S'te tof, c'est moi dans le TER quand je suis revenue du Week-end en amoureux avec mon amoureux. Bizarrement, j'aime bien cette photo, même si elle est totalement ratée. Ce premier article sera pour lui finalement. Lui, le seul, l'unique. Encore un article mielleux d'une fille amoureuse, z'allez me dire. Ah gniark, je suis juste accro à lui, à ce putain de blond.
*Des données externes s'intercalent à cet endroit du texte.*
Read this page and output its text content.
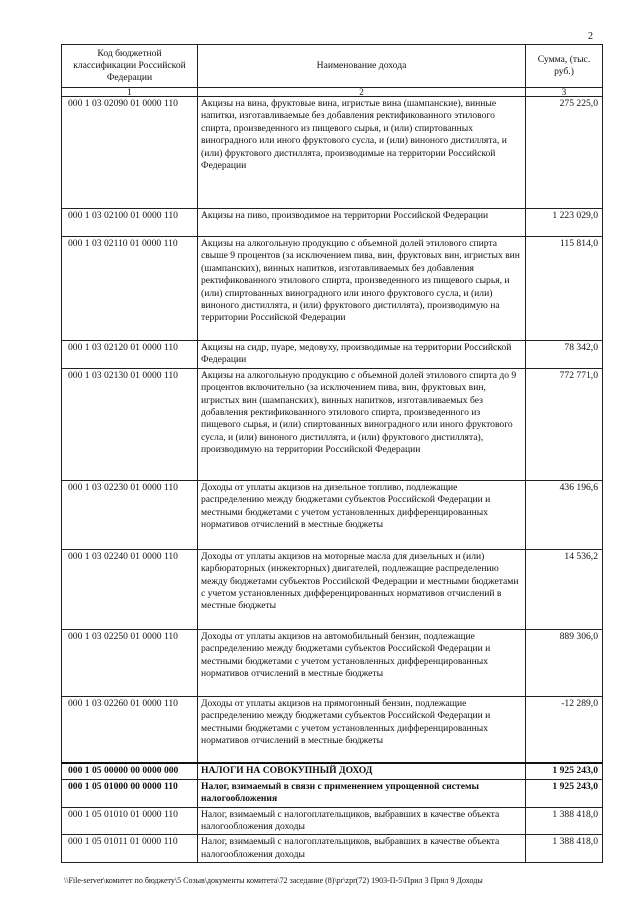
2
Код бюджетной классификации Российской Федерации	Наименование дохода	Сумма, (тыс. руб.)
1	2	3
000 1 03 02090 01 0000 110	Акцизы на вина, фруктовые вина, игристые вина (шампанские), винные напитки, изготавливаемые без добавления ректификованного этилового спирта, произведенного из пищевого сырья, и (или) спиртованных виноградного или иного фруктового сусла, и (или) виноного дистиллята, и (или) фруктового дистиллята, производимые на территории Российской Федерации	275 225,0
000 1 03 02100 01 0000 110	Акцизы на пиво, производимое на территории Российской Федерации	1 223 029,0
000 1 03 02110 01 0000 110	Акцизы на алкогольную продукцию с объемной долей этилового спирта свыше 9 процентов (за исключением пива, вин, фруктовых вин, игристых вин (шампанских), винных напитков, изготавливаемых без добавления ректификованного этилового спирта, произведенного из пищевого сырья, и (или) спиртованных виноградного или иного фруктового сусла, и (или) виноного дистиллята, и (или) фруктового дистиллята), производимую на территории Российской Федерации	115 814,0
000 1 03 02120 01 0000 110	Акцизы на сидр, пуаре, медовуху, производимые на территории Российской Федерации	78 342,0
000 1 03 02130 01 0000 110	Акцизы на алкогольную продукцию с объемной долей этилового спирта до 9 процентов включительно (за исключением пива, вин, фруктовых вин, игристых вин (шампанских), винных напитков, изготавливаемых без добавления ректификованного этилового спирта, произведенного из пищевого сырья, и (или) спиртованных виноградного или иного фруктового сусла, и (или) виноного дистиллята, и (или) фруктового дистиллята), производимую на территории Российской Федерации	772 771,0
000 1 03 02230 01 0000 110	Доходы от уплаты акцизов на дизельное топливо, подлежащие распределению между бюджетами субъектов Российской Федерации и местными бюджетами с учетом установленных дифференцированных нормативов отчислений в местные бюджеты	436 196,6
000 1 03 02240 01 0000 110	Доходы от уплаты акцизов на моторные масла для дизельных и (или) карбюраторных (инжекторных) двигателей, подлежащие распределению между бюджетами субъектов Российской Федерации и местными бюджетами с учетом установленных дифференцированных нормативов отчислений в местные бюджеты	14 536,2
000 1 03 02250 01 0000 110	Доходы от уплаты акцизов на автомобильный бензин, подлежащие распределению между бюджетами субъектов Российской Федерации и местными бюджетами с учетом установленных дифференцированных нормативов отчислений в местные бюджеты	889 306,0
000 1 03 02260 01 0000 110	Доходы от уплаты акцизов на прямогонный бензин, подлежащие распределению между бюджетами субъектов Российской Федерации и местными бюджетами с учетом установленных дифференцированных нормативов отчислений в местные бюджеты	-12 289,0
000 1 05 00000 00 0000 000	НАЛОГИ НА СОВОКУПНЫЙ ДОХОД	1 925 243,0
000 1 05 01000 00 0000 110	Налог, взимаемый в связи с применением упрощенной системы налогообложения	1 925 243,0
000 1 05 01010 01 0000 110	Налог, взимаемый с налогоплательщиков, выбравших в качестве объекта налогообложения доходы	1 388 418,0
000 1 05 01011 01 0000 110	Налог, взимаемый с налогоплательщиков, выбравших в качестве объекта налогообложения доходы	1 388 418,0
\\File-server\комитет по бюджету\5 Созыв\документы комитета\72 заседание (8)\pr\zpr(72) 1903-П-5\Прил 3 Прил 9 Доходы
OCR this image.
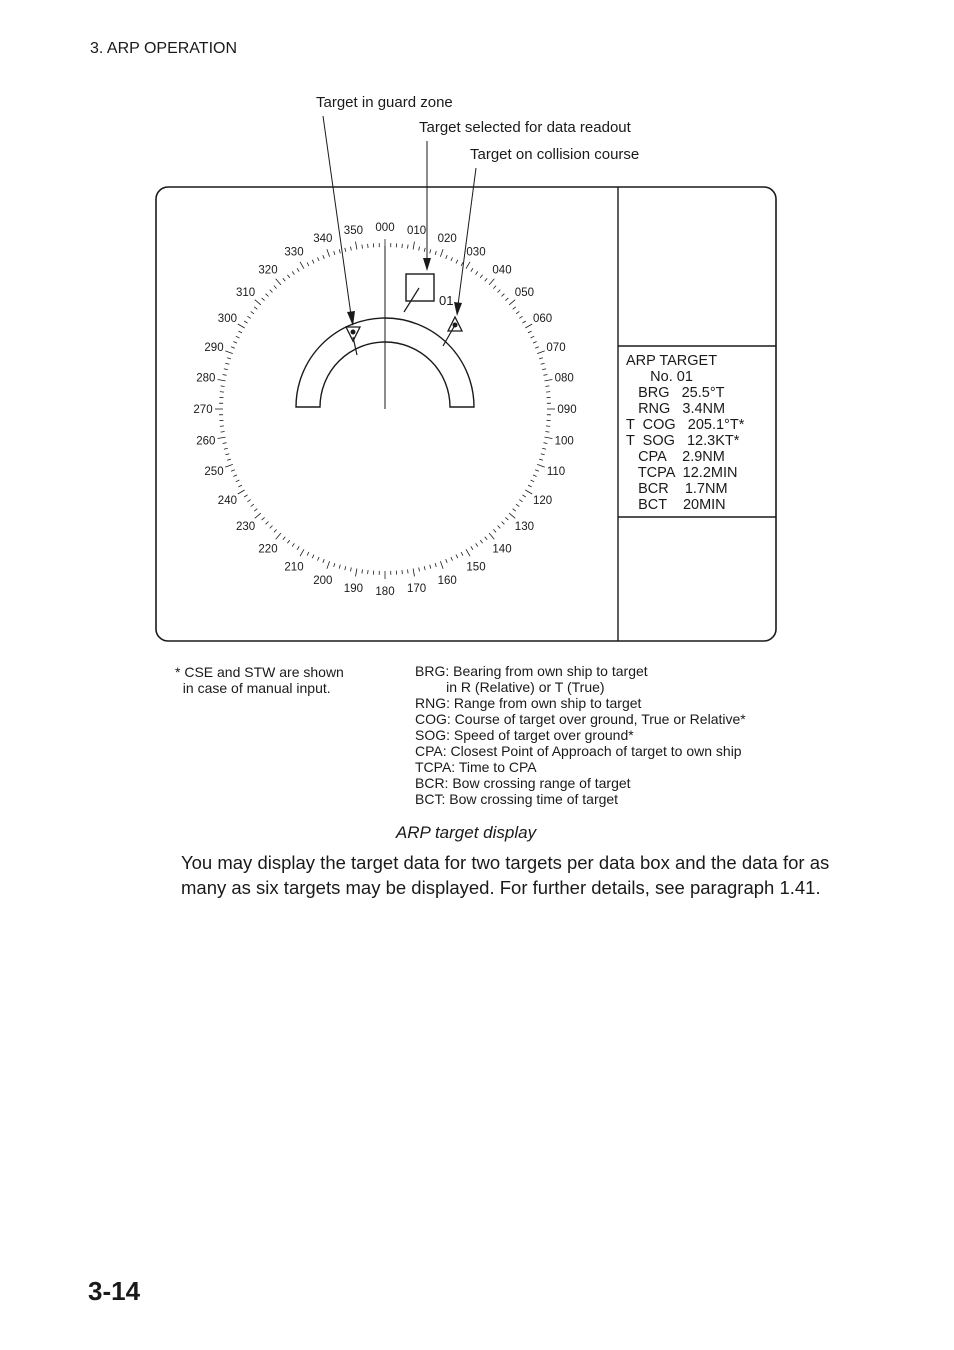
3. ARP OPERATION
Target in guard zone
Target selected for data readout
Target on collision course
000 010
020
030
040
050
060
070
080
090
100
110
120
130
140
150
160
170
180
190
200
210
220
230
240
250
260
270
280
290
300
310
320
330
340
350
01
ARP TARGET
No. 01
BRG   25.5°T
RNG   3.4NM
T  COG   205.1°T*
T  SOG   12.3KT*
CPA    2.9NM
TCPA  12.2MIN
BCR    1.7NM
BCT    20MIN
* CSE and STW are shown
in case of manual input.
BRG: Bearing from own ship to target
in R (Relative) or T (True)
RNG: Range from own ship to target
COG: Course of target over ground, True or Relative*
SOG: Speed of target over ground*
CPA: Closest Point of Approach of target to own ship
TCPA: Time to CPA
BCR: Bow crossing range of target
BCT: Bow crossing time of target
ARP target display
You may display the target data for two targets per data box and the data for as many as six targets may be displayed. For further details, see paragraph 1.41.
3-14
Vous avez déjà fait confiance à quelqu'un ? Non, vous savez une vraie confiance, un truc à vous rendre complétement dingue, une confiance aveugle. Oui aveugle, je pourrais avancer les yeux fermés, si je sais qu'il me tient la main, tout va bien. L'imaginer me faire du mal est inconcevable. Cette idée me rébute, me dégoute tant elle est impropable. Vous devez vous dire: "Bordel encore une nana qui croit dur comme fer à son histoire et qui dans un an se sera ramassée la gueule." Surtout que vous savez quoi ? Nous ne sommes ensemble que depuis 6 mois. 6 mois c'est tout petit vous allez me dire, pourtant c'est ma plus grande histoire. Et puis, 6 mois renforcée par deux ans d'amitié.

Au début c'est l'histoire de squat devant un lycée. Non, non, il faut revenir encore plus en arrière.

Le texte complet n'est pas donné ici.